The knife used for the c-section operation in 1879 (Wellcome Historical Medical Museum – “The Development of Scientific Medicine in the African Kingdom of Bunyoro-Kitara” by J.N.P. Davies)

The operator stood, as I entered the hut, on her left side, holding his knife aloft with his right hand, and muttering an incantation. This being done, he washed his hands and the patient’s abdomen, first with banana wine and then with water.

Then, having uttered a shrill cry, which was taken up by a small crowd assembled outside the hut, he proceeded to make a rapid cut in the middle line, commencing a little above the pubes, and ending just below the umbilicus. The whole abdominal wall and part of the uterine wall were severed by this incision, and the liquor amnii escaped; a few bleeding-points in the abdominal wall were touched with a red-hot iron by an assistant. The operator next rapidly finished the incision in the uterine wall; his assistant held the abdominal walls apart with both hands, and as soon as the uterine wall was divided he hooked it up also with two fingers.

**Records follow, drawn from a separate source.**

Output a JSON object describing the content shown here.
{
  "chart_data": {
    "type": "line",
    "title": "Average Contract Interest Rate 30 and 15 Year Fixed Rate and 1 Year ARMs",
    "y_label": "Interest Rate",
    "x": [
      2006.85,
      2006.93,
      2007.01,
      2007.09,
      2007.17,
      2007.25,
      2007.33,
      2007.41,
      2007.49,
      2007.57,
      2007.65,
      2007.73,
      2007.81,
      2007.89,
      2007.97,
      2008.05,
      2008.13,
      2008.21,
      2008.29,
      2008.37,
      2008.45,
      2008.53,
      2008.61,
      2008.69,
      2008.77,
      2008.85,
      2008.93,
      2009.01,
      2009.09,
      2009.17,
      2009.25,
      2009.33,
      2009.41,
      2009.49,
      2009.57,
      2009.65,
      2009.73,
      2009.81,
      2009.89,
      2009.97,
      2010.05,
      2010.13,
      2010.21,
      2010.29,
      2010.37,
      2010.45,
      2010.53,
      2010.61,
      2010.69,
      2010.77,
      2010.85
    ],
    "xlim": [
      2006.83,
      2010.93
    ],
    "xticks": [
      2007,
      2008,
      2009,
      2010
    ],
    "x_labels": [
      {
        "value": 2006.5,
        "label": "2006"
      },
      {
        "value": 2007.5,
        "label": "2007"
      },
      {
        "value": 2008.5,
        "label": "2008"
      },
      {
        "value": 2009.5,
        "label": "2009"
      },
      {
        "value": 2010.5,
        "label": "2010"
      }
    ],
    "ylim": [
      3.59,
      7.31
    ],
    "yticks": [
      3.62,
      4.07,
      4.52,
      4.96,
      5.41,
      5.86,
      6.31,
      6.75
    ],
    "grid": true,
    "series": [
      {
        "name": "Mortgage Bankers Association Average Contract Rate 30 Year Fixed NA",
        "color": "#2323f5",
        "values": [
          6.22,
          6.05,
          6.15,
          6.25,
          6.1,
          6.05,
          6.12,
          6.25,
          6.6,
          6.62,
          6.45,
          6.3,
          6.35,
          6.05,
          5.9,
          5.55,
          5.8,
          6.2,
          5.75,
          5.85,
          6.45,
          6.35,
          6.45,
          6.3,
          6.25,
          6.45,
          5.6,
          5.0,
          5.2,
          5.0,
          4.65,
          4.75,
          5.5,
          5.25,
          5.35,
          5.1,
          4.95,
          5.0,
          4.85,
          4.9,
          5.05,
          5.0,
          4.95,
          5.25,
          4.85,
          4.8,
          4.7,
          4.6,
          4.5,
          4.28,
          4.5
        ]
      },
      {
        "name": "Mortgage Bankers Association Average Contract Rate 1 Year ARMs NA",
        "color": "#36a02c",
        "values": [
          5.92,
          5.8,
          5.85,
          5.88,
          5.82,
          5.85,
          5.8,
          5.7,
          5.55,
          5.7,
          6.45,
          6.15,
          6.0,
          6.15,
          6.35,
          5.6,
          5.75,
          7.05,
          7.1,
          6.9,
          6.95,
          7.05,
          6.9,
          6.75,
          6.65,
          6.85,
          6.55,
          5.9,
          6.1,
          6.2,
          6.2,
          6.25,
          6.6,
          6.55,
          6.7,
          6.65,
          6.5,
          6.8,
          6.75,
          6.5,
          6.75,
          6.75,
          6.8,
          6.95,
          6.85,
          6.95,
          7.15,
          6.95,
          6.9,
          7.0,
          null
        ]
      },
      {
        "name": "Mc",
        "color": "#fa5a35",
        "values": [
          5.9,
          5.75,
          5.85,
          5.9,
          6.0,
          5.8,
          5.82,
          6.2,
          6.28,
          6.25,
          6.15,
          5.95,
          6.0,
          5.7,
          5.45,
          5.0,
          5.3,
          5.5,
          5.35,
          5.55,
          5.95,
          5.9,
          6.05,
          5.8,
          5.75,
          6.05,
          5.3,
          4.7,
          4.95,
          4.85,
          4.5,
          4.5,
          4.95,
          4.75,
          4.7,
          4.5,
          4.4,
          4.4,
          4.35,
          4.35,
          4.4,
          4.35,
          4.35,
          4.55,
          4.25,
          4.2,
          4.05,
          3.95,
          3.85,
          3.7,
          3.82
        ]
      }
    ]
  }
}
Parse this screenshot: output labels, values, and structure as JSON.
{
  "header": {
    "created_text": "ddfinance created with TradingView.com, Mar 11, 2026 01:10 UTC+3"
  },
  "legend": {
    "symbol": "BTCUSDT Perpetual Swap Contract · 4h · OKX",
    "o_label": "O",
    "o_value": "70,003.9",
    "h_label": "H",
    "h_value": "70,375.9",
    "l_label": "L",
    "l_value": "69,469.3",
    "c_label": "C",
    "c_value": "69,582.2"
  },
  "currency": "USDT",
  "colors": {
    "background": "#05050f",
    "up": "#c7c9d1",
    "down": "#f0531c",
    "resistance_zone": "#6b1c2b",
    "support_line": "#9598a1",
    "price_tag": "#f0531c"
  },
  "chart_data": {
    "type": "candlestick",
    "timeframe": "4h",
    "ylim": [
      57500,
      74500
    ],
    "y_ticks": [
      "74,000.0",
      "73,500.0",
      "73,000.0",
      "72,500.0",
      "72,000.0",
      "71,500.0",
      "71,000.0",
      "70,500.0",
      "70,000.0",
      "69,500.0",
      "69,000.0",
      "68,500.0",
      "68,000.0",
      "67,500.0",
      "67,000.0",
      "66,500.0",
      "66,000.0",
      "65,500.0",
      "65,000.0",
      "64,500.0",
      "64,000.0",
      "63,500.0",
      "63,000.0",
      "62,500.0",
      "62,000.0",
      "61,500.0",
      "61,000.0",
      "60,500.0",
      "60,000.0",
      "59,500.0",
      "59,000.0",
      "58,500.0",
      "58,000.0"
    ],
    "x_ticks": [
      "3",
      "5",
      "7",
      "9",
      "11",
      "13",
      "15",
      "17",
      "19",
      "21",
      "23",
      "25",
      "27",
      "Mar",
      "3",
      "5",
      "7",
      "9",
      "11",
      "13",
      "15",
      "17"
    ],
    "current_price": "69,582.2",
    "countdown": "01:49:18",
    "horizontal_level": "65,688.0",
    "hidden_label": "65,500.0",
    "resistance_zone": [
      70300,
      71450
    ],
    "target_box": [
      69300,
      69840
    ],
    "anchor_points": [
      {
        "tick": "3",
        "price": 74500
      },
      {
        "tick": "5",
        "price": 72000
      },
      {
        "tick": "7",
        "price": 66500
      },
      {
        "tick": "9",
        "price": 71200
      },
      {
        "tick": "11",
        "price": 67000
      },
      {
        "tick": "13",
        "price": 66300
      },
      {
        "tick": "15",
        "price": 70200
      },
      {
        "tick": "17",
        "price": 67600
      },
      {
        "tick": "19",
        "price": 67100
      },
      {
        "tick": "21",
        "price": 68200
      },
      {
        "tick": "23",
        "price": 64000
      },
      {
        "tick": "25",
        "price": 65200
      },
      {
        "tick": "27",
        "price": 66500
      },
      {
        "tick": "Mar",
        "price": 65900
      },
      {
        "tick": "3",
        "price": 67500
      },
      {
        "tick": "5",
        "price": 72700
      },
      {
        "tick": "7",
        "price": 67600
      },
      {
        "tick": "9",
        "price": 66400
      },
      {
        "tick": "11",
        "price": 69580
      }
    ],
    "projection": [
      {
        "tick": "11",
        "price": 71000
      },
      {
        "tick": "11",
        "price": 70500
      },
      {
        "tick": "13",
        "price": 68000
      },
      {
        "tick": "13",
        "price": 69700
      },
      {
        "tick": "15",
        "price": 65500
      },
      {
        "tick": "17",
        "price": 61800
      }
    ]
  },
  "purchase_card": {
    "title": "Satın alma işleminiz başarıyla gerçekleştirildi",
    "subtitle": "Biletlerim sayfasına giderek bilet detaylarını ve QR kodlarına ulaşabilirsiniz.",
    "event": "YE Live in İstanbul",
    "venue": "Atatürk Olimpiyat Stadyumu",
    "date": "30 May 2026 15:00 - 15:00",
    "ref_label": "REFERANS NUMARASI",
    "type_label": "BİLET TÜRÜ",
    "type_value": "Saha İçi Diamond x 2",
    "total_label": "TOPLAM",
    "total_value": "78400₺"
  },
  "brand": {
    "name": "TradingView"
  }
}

The child was next rapidly removed, and given to another assistant after the cord had been cut, and then the operator, dropping his knife, seized the contracting uterus with both hands and gave it a squeeze or two. He next put his right hand into the uterine cavity through the incision, and with two or three fingers dilated the cervix uteri from within outwards. He then cleared the uterus of clots and the placenta, which had by this time become detached, removing it through the abdominal wound. His assistant endeavoured, but not very successfully, to prevent the escape of the intestines through the wound. The red-hot iron was next used to check some further hemorrhage from the abdominal wound, but I noticed that it was very sparingly applied. All this time the chief “surgeon” was keeping up firm pressure on the uterus, which he continued to do till it was firmly contracted. No sutures were put into the uterine wall.

The assistant who had held the abdominal walls now slipped his hands to each extremity of the wound, and a porous grass mat was placed over the wound and secured there. The bands which fastened the woman down were cut, and she was gently turned to the edge of the bed, and then over into the arms of assistants, so that the fluid in the abdominal cavity could drain away on to the floor. She was then replaced in her former position, and the mat having been removed, the edges of the wound, i.e. the peritoneum, were brought into close apposition, seven thin iron spikes, well-polished, like acupressure needles, being used for the purpose, and fastened by string made from bark cloth. A paste prepared by chewing two different roots and spitting the pulp into a bowl was then thickly plastered over the wound, a banana leaf warmed over the fire being placed on the top of that, and, finally, a firm bandage of mbugu cloth completed the operation.

A caesarean section performed by indigenous healers in Kahura, Uganda. As observed by medical missionary Robert William Felkin in 1879

Until the pins were placed in position the patient had uttered no cry, and an hour after the operation she appeared to be quite comfortable. … The child was placed to the breast two hours after the operation, … The wound was dressed on the third morning, and one pin was then removed. Three more were removed on the fifth day, and the rest on the sixth. At each dressing fresh pulp was applied, and a little pus which had formed was removed by a sponge formed of pulp. A firm bandage was applied after each dressing. Eleven days after the operation the wound was entirely healed, and the woman seemed quite comfortable. …

So as you think again of medicine in Africa, think of successful c-sections performed in the Bunyoro kingdom in the 1800s (and probably long before then), and the long traditions and advanced medical training that allowed for such degree of sophistication and precision. This marked the turning point for modern (European) medicine in c-section, and led to the increased success rates we see today. It is however conveniently left out of history books!